María López Negrete ha cumplido su primer año como presidenta de CECOBI (Confederación del Comercio de Bizkaia) y ha pasado por los micrófonos de EgunOn Bizkaia para hacer balance y analizar la situación real de un sector clave para la vida de los pueblos y barrios del territorio. Con un tono realista pero optimista, López ha remarcado la necesidad de pasar de las palabras a los hechos a la hora de apoyar al comercio de proximidad: «Falta conciencia de que lo que hacemos en nuestro día a día tiene consecuencias en el comercio local».

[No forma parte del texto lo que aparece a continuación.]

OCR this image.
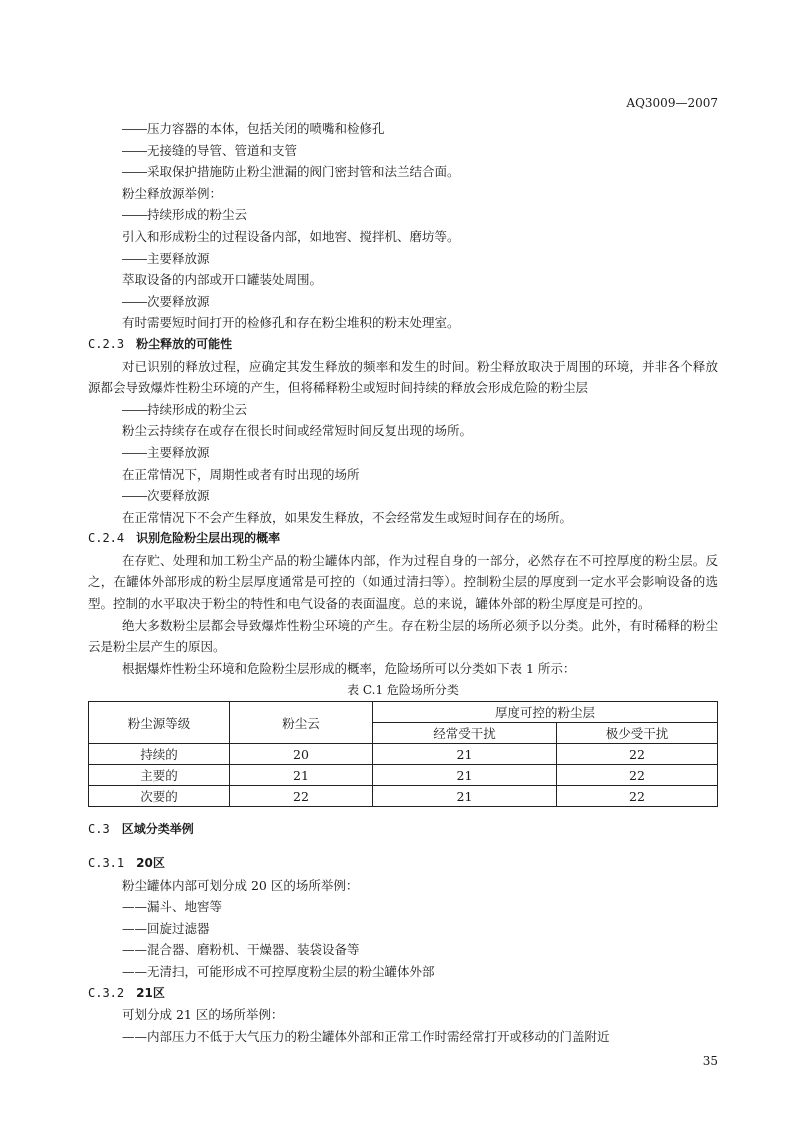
AQ3009—2007
――压力容器的本体，包括关闭的喷嘴和检修孔
――无接缝的导管、管道和支管
――采取保护措施防止粉尘泄漏的阀门密封管和法兰结合面。
粉尘释放源举例：
――持续形成的粉尘云
引入和形成粉尘的过程设备内部，如地窖、搅拌机、磨坊等。
――主要释放源
萃取设备的内部或开口罐装处周围。
――次要释放源
有时需要短时间打开的检修孔和存在粉尘堆积的粉末处理室。
C.2.3 粉尘释放的可能性
对已识别的释放过程，应确定其发生释放的频率和发生的时间。粉尘释放取决于周围的环境，并非各个释放源都会导致爆炸性粉尘环境的产生，但将稀释粉尘或短时间持续的释放会形成危险的粉尘层
――持续形成的粉尘云
粉尘云持续存在或存在很长时间或经常短时间反复出现的场所。
――主要释放源
在正常情况下，周期性或者有时出现的场所
――次要释放源
在正常情况下不会产生释放，如果发生释放，不会经常发生或短时间存在的场所。
C.2.4 识别危险粉尘层出现的概率
在存贮、处理和加工粉尘产品的粉尘罐体内部，作为过程自身的一部分，必然存在不可控厚度的粉尘层。反之，在罐体外部形成的粉尘层厚度通常是可控的（如通过清扫等）。控制粉尘层的厚度到一定水平会影响设备的选型。控制的水平取决于粉尘的特性和电气设备的表面温度。总的来说，罐体外部的粉尘厚度是可控的。
绝大多数粉尘层都会导致爆炸性粉尘环境的产生。存在粉尘层的场所必须予以分类。此外，有时稀释的粉尘云是粉尘层产生的原因。
根据爆炸性粉尘环境和危险粉尘层形成的概率，危险场所可以分类如下表 1 所示：
表 C.1 危险场所分类
粉尘源等级	粉尘云	厚度可控的粉尘层	
		经常受干扰	极少受干扰
持续的	20	21	22
主要的	21	21	22
次要的	22	21	22
C.3 区域分类举例
C.3.1 20区
粉尘罐体内部可划分成 20 区的场所举例：
——漏斗、地窖等
——回旋过滤器
——混合器、磨粉机、干燥器、装袋设备等
——无清扫，可能形成不可控厚度粉尘层的粉尘罐体外部
C.3.2 21区
可划分成 21 区的场所举例：
——内部压力不低于大气压力的粉尘罐体外部和正常工作时需经常打开或移动的门盖附近
35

El desafío de la concienciación y los nuevos hábitos
El auge de las furgonetas de reparto en nuestras calles es el reflejo de un cambio drástico en los hábitos de consumo. Para la presidenta de CECOBI, la clave de la supervivencia del comercio local pasa por la especialización y la personalización del servicio, pero también por una necesaria autorreflexión del consumidor y un impulso educativo desde las instituciones. «Desde las administraciones públicas tienen que hacer pedagogía en los centros formativos y dar a conocer los procesos que hay detrás de cada producto. Buscar la trazabilidad, porque cuando conoces la historia que hay detrás, estás más sensibilizado».
Mismas reglas de juego para todos
Una de las principales quejas del sector en Bizkaia es la competencia desleal que sufren por parte de grandes plataformas de comercio electrónico, especialmente de origen asiático. López ha calificado de «meramente recaudatoria» la tasa de 3 euros impuesta a nivel europeo para los paquetes de bajo importe, recordando que el comercio local aporta empleo, seguridad, iluminación y comunidad. «Queremos que nos protejan con respecto a otros agentes que están vendiendo y no compiten con las mismas reglas de juego, ni en condiciones laborales ni fiscales», ha reclamado con firmeza.
El absentismo y el relevo generacional, grandes lastres
El comercio minorista de Bizkaia, compuesto en su mayoría por pequeñas estructuras de entre dos y cuatro trabajadores, sufre de manera muy acusada el problema del absentismo laboral, un índice que en el País Vasco es de los más altos del Estado. «Cuando falla una persona, falla un 25% o un 33% de la plantilla. ¿Cómo lo estamos cubriendo? Metiendo más horas los propietarios», ha lamentado, señalando que la lentitud en los trámites sanitarios de la administración también agrava estas bajas.
A esto se le suma la falta de mano de obra y la dificultad del relevo generacional, que está provocando el cierre de negocios que siguen siendo rentables, como la emblemática Joyería Matía que bajará la persiana en julio. Ante esto, López destaca el papel del emprendedor migrante, que ya representa el 35% de las personas que acuden a los servicios de emprendimiento: «Tienen una cultura que traen en el ADN, están acostumbrados a buscarse la vida y tienen muchas habilidades sociales».
Para hacer frente a este nuevo escenario, desde CECOBI insisten en la importancia de la formación continua en herramientas como la inteligencia artificial o el marketing digital. Además, de cara a la próxima semana, la confederación organiza el evento CB113 (Comercio Bizkaia con los cinco sentidos), que tendrá lugar el lunes a las 18:30 en el edificio del Ensanche. Un foro gratuito e ideal para perder el miedo a emprender y conocer casos de éxito y, sobre todo, grandes errores de los que aprender.